Richard Misrach’s Destroy This Memory is a photo essay, recently published by Aperture, that offers an understanding of Hurricane Katrina that no TV special, nor ceremony, nor heartfelt speech can match.
It shows plainly and in large format the devastation in New Orleans. There are no people in Misrach’s photographs—but humanity echoes through the graffitied words they left behind. Looking at what the victims of Hurricane Katrina had to say without placing them squarely in the frame, we see—really see—what is at the root of their emotions.
Anguish (“HELP” written on the roof of a dilapidated home), paranoia (“I AM HERE. I HAVE A GUN” scrawled in capital letters on a storefront), and even resigned humor (“SOLD TO LIBERTY MUTUAL AS IS” on a pickup truck surrounded by piles of rubble) emanate in these photographs in a way that exceeds a facial expression or gesture. Though it is easy to capture emotion by snapping a photograph of a person who lost everything, crying in front of her wrecked house, Misrach proceeds differently; he chooses to wait until she exits the frame to shoot. In doing so, he captures a graffitied echo of that emotion and turns tragedy from the suffering of one to the suffering of a thousand. The viewer experiences the words and the image in a personal way: the way she would react if she lost everything, and what she would look like, crying in front of her own wrecked house.
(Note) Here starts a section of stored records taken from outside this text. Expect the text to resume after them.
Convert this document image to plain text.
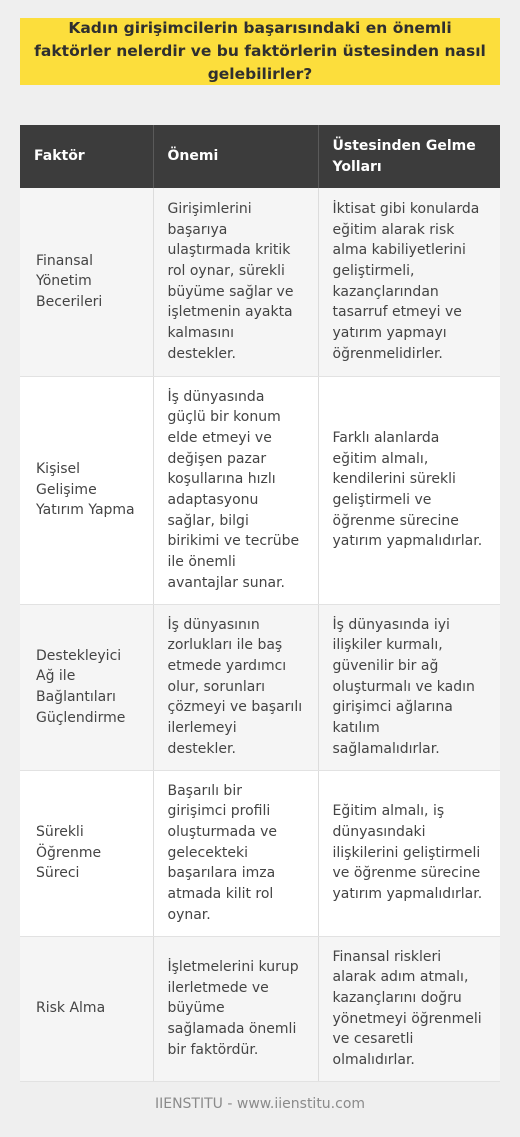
Kadın girişimcilerin başarısındaki en önemli faktörler nelerdir ve bu faktörlerin üstesinden nasıl gelebilirler?
Faktör	Önemi	Üstesinden Gelme Yolları
Finansal Yönetim Becerileri	Girişimlerini başarıya ulaştırmada kritik rol oynar, sürekli büyüme sağlar ve işletmenin ayakta kalmasını destekler.	İktisat gibi konularda eğitim alarak risk alma kabiliyetlerini geliştirmeli, kazançlarından tasarruf etmeyi ve yatırım yapmayı öğrenmelidirler.
Kişisel Gelişime Yatırım Yapma	İş dünyasında güçlü bir konum elde etmeyi ve değişen pazar koşullarına hızlı adaptasyonu sağlar, bilgi birikimi ve tecrübe ile önemli avantajlar sunar.	Farklı alanlarda eğitim almalı, kendilerini sürekli geliştirmeli ve öğrenme sürecine yatırım yapmalıdırlar.
Destekleyici Ağ ile Bağlantıları Güçlendirme	İş dünyasının zorlukları ile baş etmede yardımcı olur, sorunları çözmeyi ve başarılı ilerlemeyi destekler.	İş dünyasında iyi ilişkiler kurmalı, güvenilir bir ağ oluşturmalı ve kadın girişimci ağlarına katılım sağlamalıdırlar.
Sürekli Öğrenme Süreci	Başarılı bir girişimci profili oluşturmada ve gelecekteki başarılara imza atmada kilit rol oynar.	Eğitim almalı, iş dünyasındaki ilişkilerini geliştirmeli ve öğrenme sürecine yatırım yapmalıdırlar.
Risk Alma	İşletmelerini kurup ilerletmede ve büyüme sağlamada önemli bir faktördür.	Finansal riskleri alarak adım atmalı, kazançlarını doğru yönetmeyi öğrenmeli ve cesaretli olmalıdırlar.
IIENSTITU - www.iienstitu.com
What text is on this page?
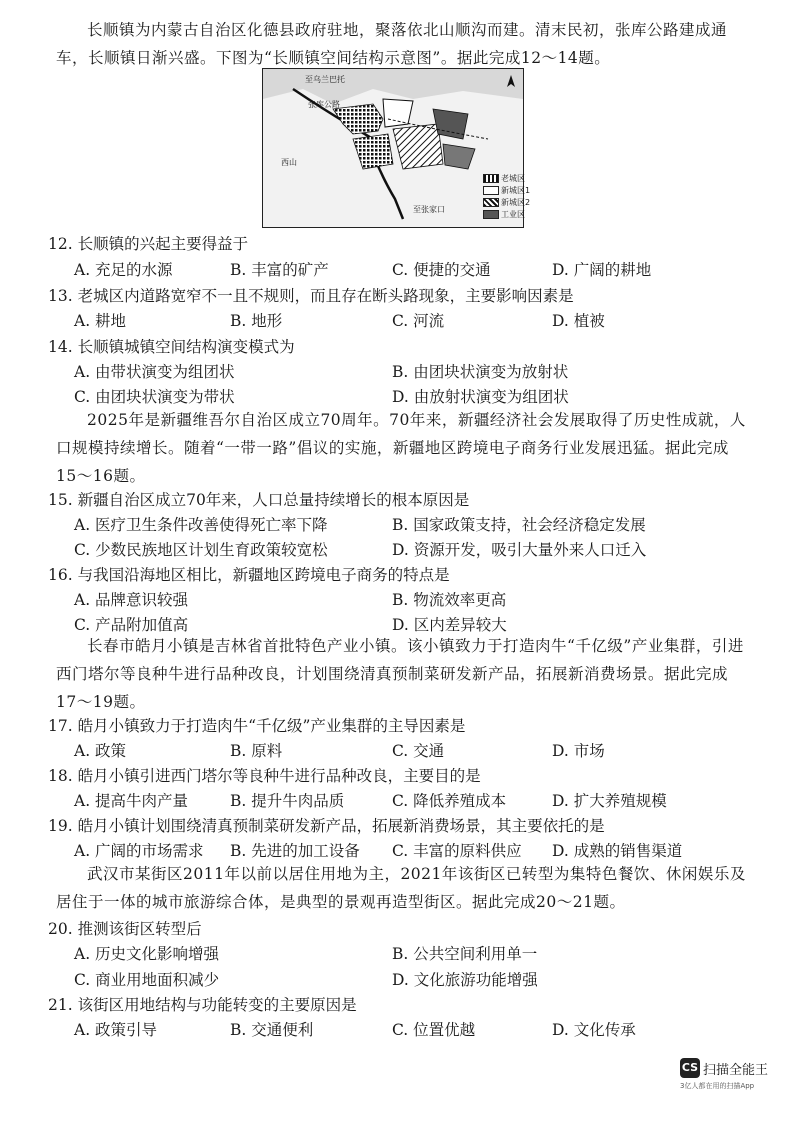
长顺镇为内蒙古自治区化德县政府驻地，聚落依北山顺沟而建。清末民初，张库公路建成通车，长顺镇日渐兴盛。下图为“长顺镇空间结构示意图”。据此完成12～14题。
至乌兰巴托
张库公路
西山
至张家口
老城区
新城区1
新城区2
工业区
12. 长顺镇的兴起主要得益于
A. 充足的水源	B. 丰富的矿产	C. 便捷的交通	D. 广阔的耕地
13. 老城区内道路宽窄不一且不规则，而且存在断头路现象，主要影响因素是
A. 耕地	B. 地形	C. 河流	D. 植被
14. 长顺镇城镇空间结构演变模式为
A. 由带状演变为组团状	B. 由团块状演变为放射状
C. 由团块状演变为带状	D. 由放射状演变为组团状
2025年是新疆维吾尔自治区成立70周年。70年来，新疆经济社会发展取得了历史性成就，人口规模持续增长。随着“一带一路”倡议的实施，新疆地区跨境电子商务行业发展迅猛。据此完成15～16题。
15. 新疆自治区成立70年来，人口总量持续增长的根本原因是
A. 医疗卫生条件改善使得死亡率下降	B. 国家政策支持，社会经济稳定发展
C. 少数民族地区计划生育政策较宽松	D. 资源开发，吸引大量外来人口迁入
16. 与我国沿海地区相比，新疆地区跨境电子商务的特点是
A. 品牌意识较强	B. 物流效率更高
C. 产品附加值高	D. 区内差异较大
长春市皓月小镇是吉林省首批特色产业小镇。该小镇致力于打造肉牛“千亿级”产业集群，引进西门塔尔等良种牛进行品种改良，计划围绕清真预制菜研发新产品，拓展新消费场景。据此完成17～19题。
17. 皓月小镇致力于打造肉牛“千亿级”产业集群的主导因素是
A. 政策	B. 原料	C. 交通	D. 市场
18. 皓月小镇引进西门塔尔等良种牛进行品种改良，主要目的是
A. 提高牛肉产量	B. 提升牛肉品质	C. 降低养殖成本	D. 扩大养殖规模
19. 皓月小镇计划围绕清真预制菜研发新产品，拓展新消费场景，其主要依托的是
A. 广阔的市场需求 B. 先进的加工设备 C. 丰富的原料供应 D. 成熟的销售渠道
武汉市某街区2011年以前以居住用地为主，2021年该街区已转型为集特色餐饮、休闲娱乐及居住于一体的城市旅游综合体，是典型的景观再造型街区。据此完成20～21题。
20. 推测该街区转型后
A. 历史文化影响增强	B. 公共空间利用单一
C. 商业用地面积减少	D. 文化旅游功能增强
21. 该街区用地结构与功能转变的主要原因是
A. 政策引导	B. 交通便利	C. 位置优越	D. 文化传承
CS 扫描全能王
3亿人都在用的扫描App
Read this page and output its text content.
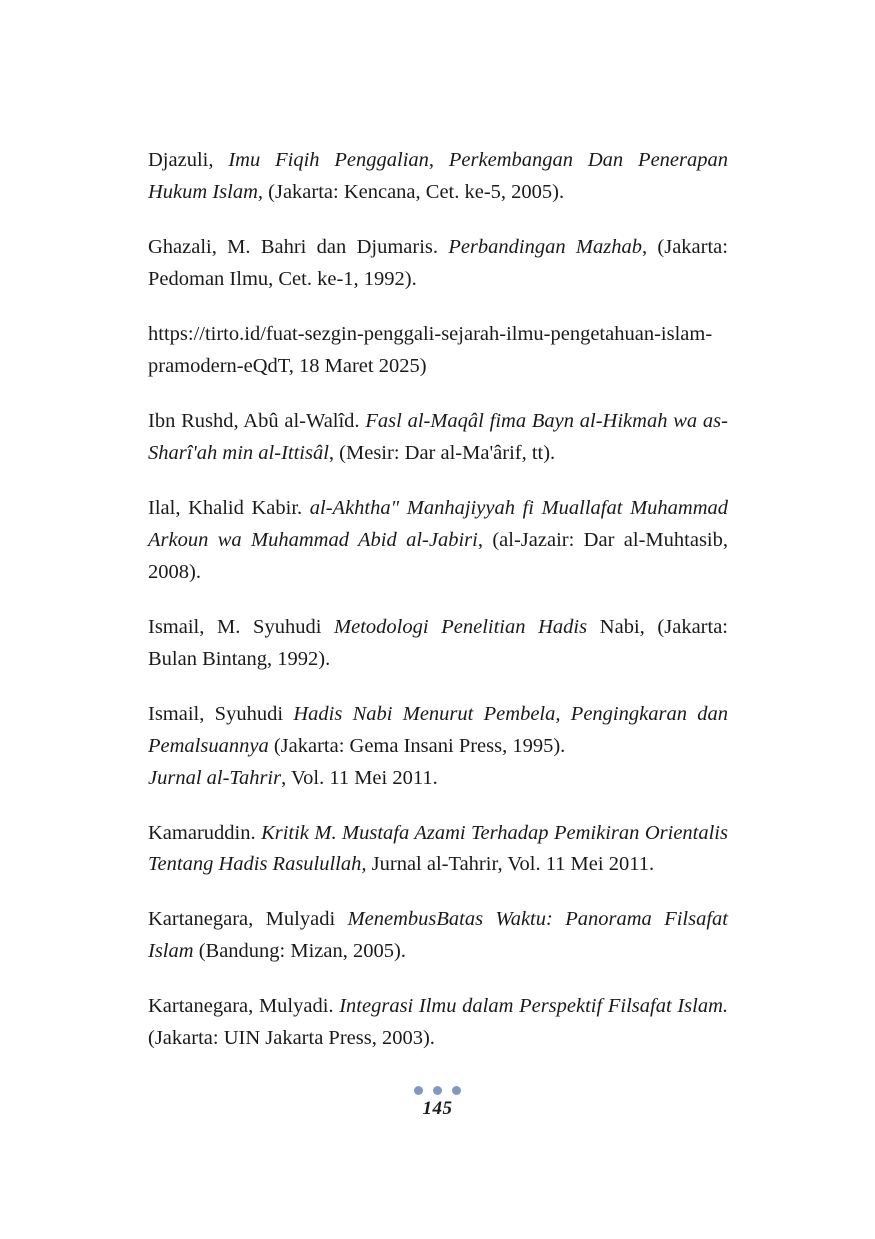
Djazuli, Imu Fiqih Penggalian, Perkembangan Dan Penerapan Hukum Islam, (Jakarta: Kencana, Cet. ke-5, 2005).

Ghazali, M. Bahri dan Djumaris. Perbandingan Mazhab, (Jakarta: Pedoman Ilmu, Cet. ke-1, 1992).

https://tirto.id/fuat-sezgin-penggali-sejarah-ilmu-pengetahuan-islam-pramodern-eQdT, 18 Maret 2025)

Ibn Rushd, Abû al-Walîd. Fasl al-Maqâl fima Bayn al-Hikmah wa as-Sharî'ah min al-Ittisâl, (Mesir: Dar al-Ma'ârif, tt).

Ilal, Khalid Kabir. al-Akhtha″ Manhajiyyah fi Muallafat Muhammad Arkoun wa Muhammad Abid al-Jabiri, (al-Jazair: Dar al-Muhtasib, 2008).

Ismail, M. Syuhudi Metodologi Penelitian Hadis Nabi, (Jakarta: Bulan Bintang, 1992).

Ismail, Syuhudi Hadis Nabi Menurut Pembela, Pengingkaran dan Pemalsuannya (Jakarta: Gema Insani Press, 1995).
Jurnal al-Tahrir, Vol. 11 Mei 2011.

Kamaruddin. Kritik M. Mustafa Azami Terhadap Pemikiran Orientalis Tentang Hadis Rasulullah, Jurnal al-Tahrir, Vol. 11 Mei 2011.

Kartanegara, Mulyadi MenembusBatas Waktu: Panorama Filsafat Islam (Bandung: Mizan, 2005).

Kartanegara, Mulyadi. Integrasi Ilmu dalam Perspektif Filsafat Islam. (Jakarta: UIN Jakarta Press, 2003).

145
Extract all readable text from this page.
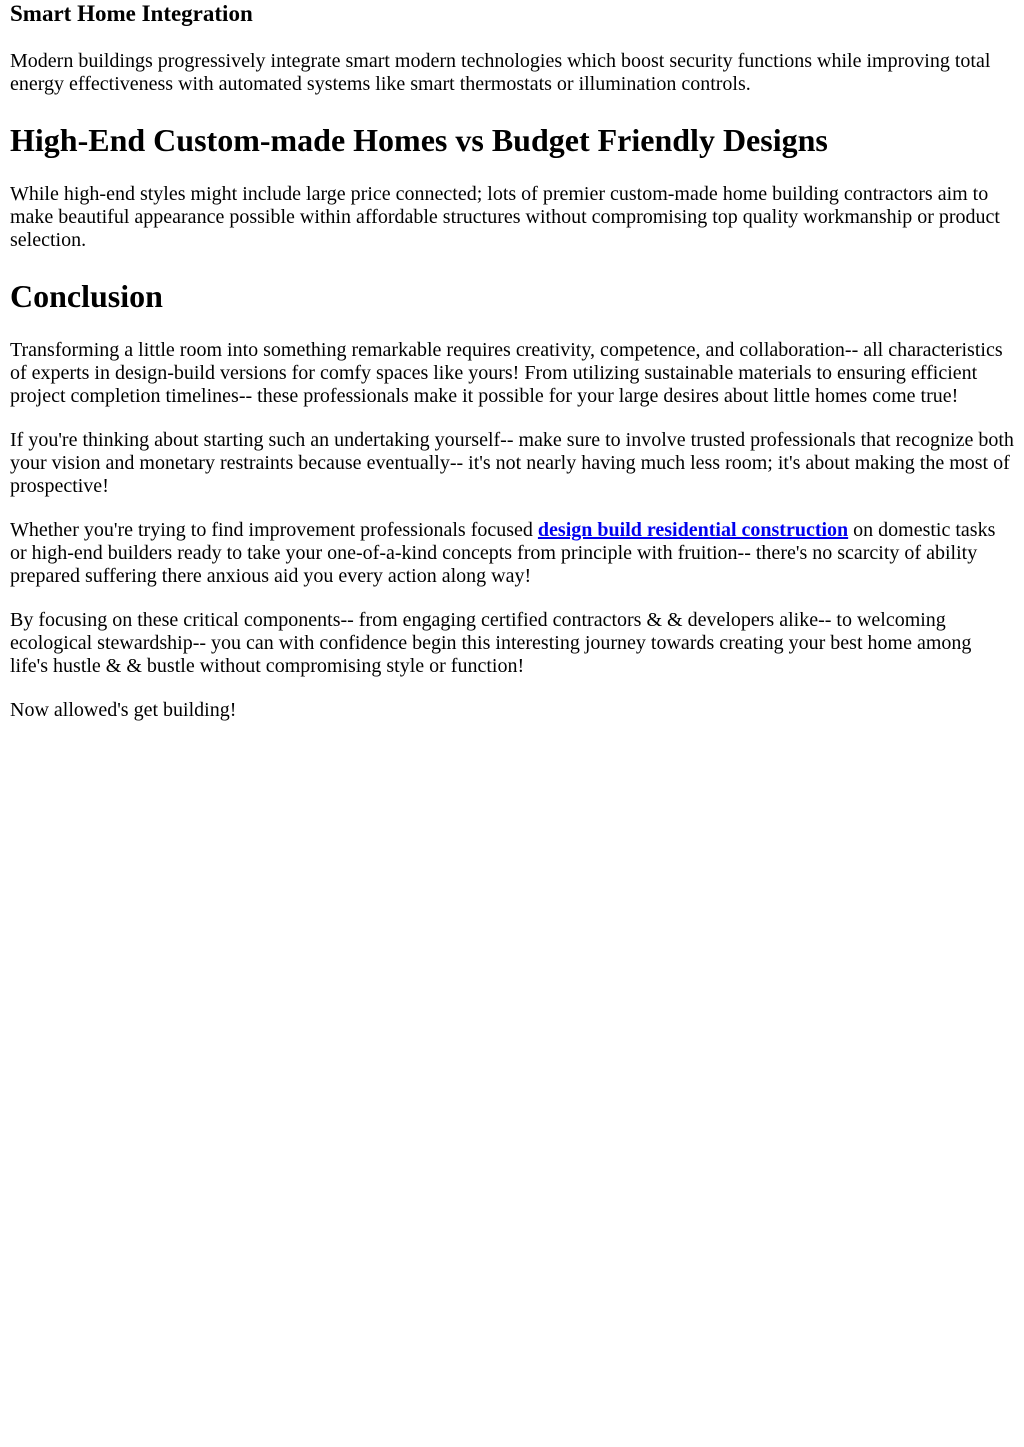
Smart Home Integration

Modern buildings progressively integrate smart modern technologies which boost security functions while improving total energy effectiveness with automated systems like smart thermostats or illumination controls.

High-End Custom-made Homes vs Budget Friendly Designs

While high-end styles might include large price connected; lots of premier custom-made home building contractors aim to make beautiful appearance possible within affordable structures without compromising top quality workmanship or product selection.

Conclusion

Transforming a little room into something remarkable requires creativity, competence, and collaboration-- all characteristics of experts in design-build versions for comfy spaces like yours! From utilizing sustainable materials to ensuring efficient project completion timelines-- these professionals make it possible for your large desires about little homes come true!

If you're thinking about starting such an undertaking yourself-- make sure to involve trusted professionals that recognize both your vision and monetary restraints because eventually-- it's not nearly having much less room; it's about making the most of prospective!

Whether you're trying to find improvement professionals focused design build residential construction on domestic tasks or high-end builders ready to take your one-of-a-kind concepts from principle with fruition-- there's no scarcity of ability prepared suffering there anxious aid you every action along way!

By focusing on these critical components-- from engaging certified contractors & & developers alike-- to welcoming ecological stewardship-- you can with confidence begin this interesting journey towards creating your best home among life's hustle & & bustle without compromising style or function!

Now allowed's get building!
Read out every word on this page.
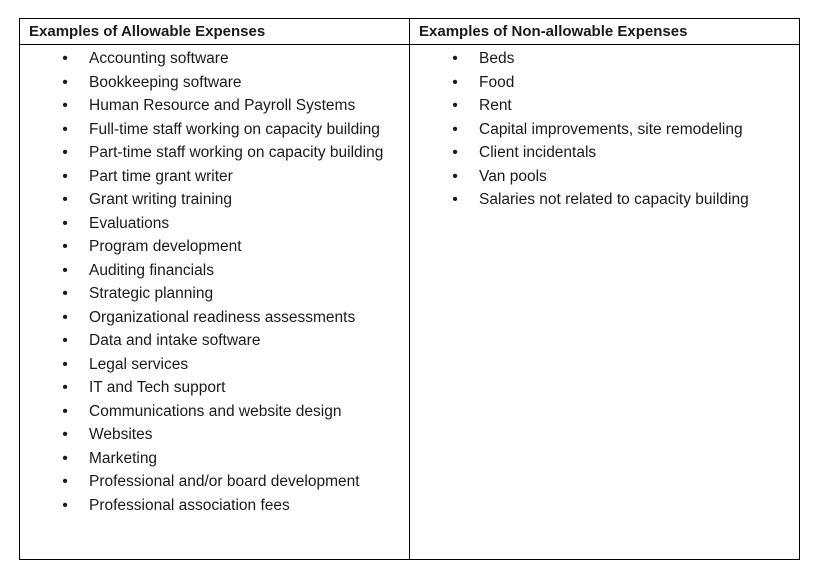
Examples of Allowable Expenses	Examples of Non-allowable Expenses
• Accounting software
• Bookkeeping software
• Human Resource and Payroll Systems
• Full-time staff working on capacity building
• Part-time staff working on capacity building
• Part time grant writer
• Grant writing training
• Evaluations
• Program development
• Auditing financials
• Strategic planning
• Organizational readiness assessments
• Data and intake software
• Legal services
• IT and Tech support
• Communications and website design
• Websites
• Marketing
• Professional and/or board development
• Professional association fees
• Beds
• Food
• Rent
• Capital improvements, site remodeling
• Client incidentals
• Van pools
• Salaries not related to capacity building
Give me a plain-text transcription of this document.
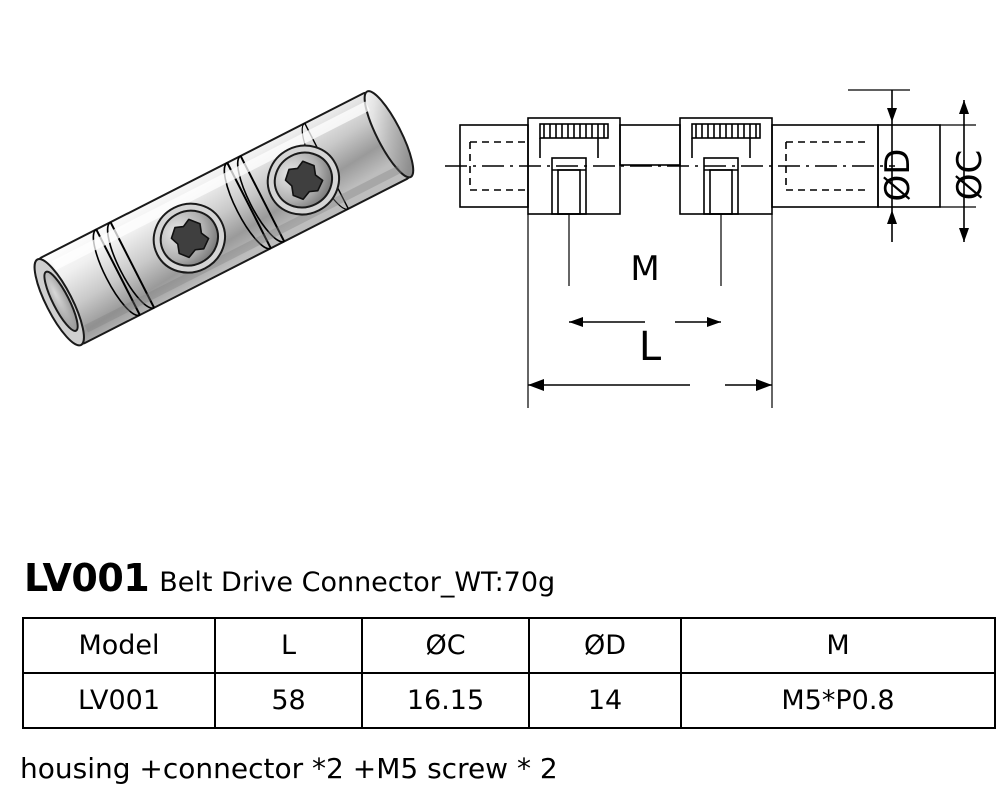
ØD ØC
M
L
LV001 Belt Drive Connector_WT:70g
Model	L	ØC	ØD	M
LV001	58	16.15	14	M5*P0.8
housing +connector *2 +M5 screw * 2
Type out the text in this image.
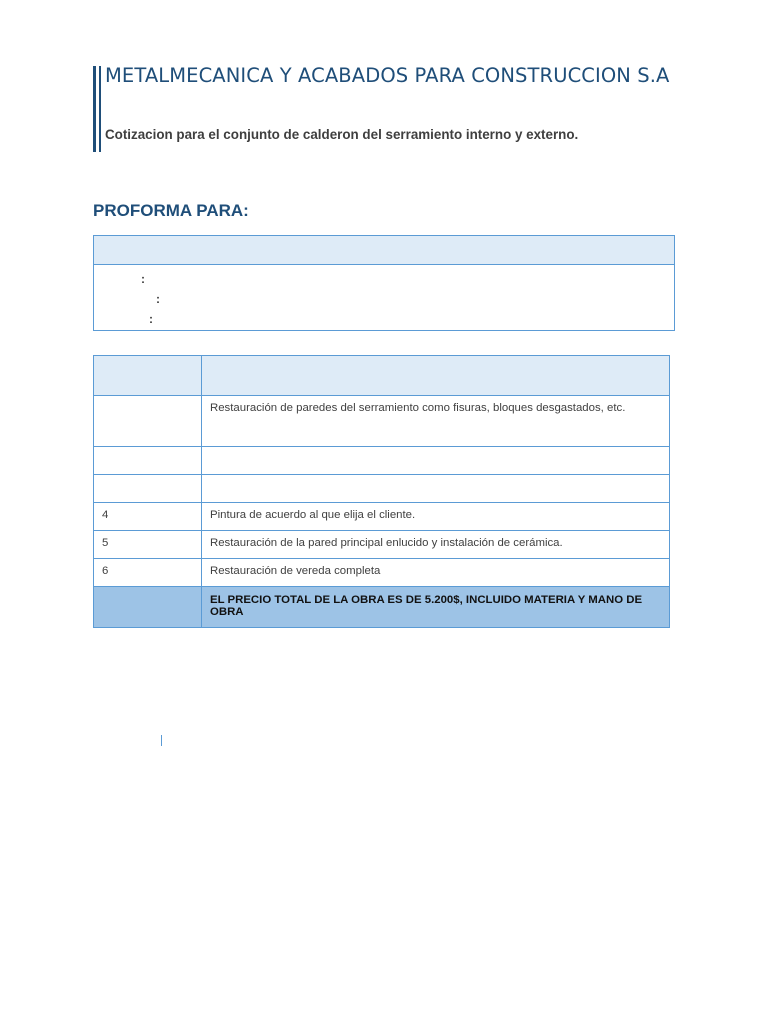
METALMECANICA Y ACABADOS PARA CONSTRUCCION S.A
Cotizacion para el conjunto de calderon del serramiento interno y externo.
PROFORMA PARA:
:
:
:

	Restauración de paredes del serramiento como fisuras, bloques desgastados, etc.

4	Pintura de acuerdo al que elija el cliente.
5	Restauración de la pared principal enlucido y instalación de cerámica.
6	Restauración de vereda completa
	EL PRECIO TOTAL DE LA OBRA ES DE 5.200$, INCLUIDO MATERIA Y MANO DE OBRA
Destroy This Memory is not about Hurricane Katrina, not entirely. Misrach assures that not only by removing the faces of the hurricane’s victims, but including their voices. What they leave behind in scrawled messages on broken things is not an account of August 29, 2005. It is an account of human tragedy as a whole. Like toe tags on cadavers, these tagged messages tell us little about the people who were once living, but imply more about what living means: birth, death, and the ecstatic range of experience in between.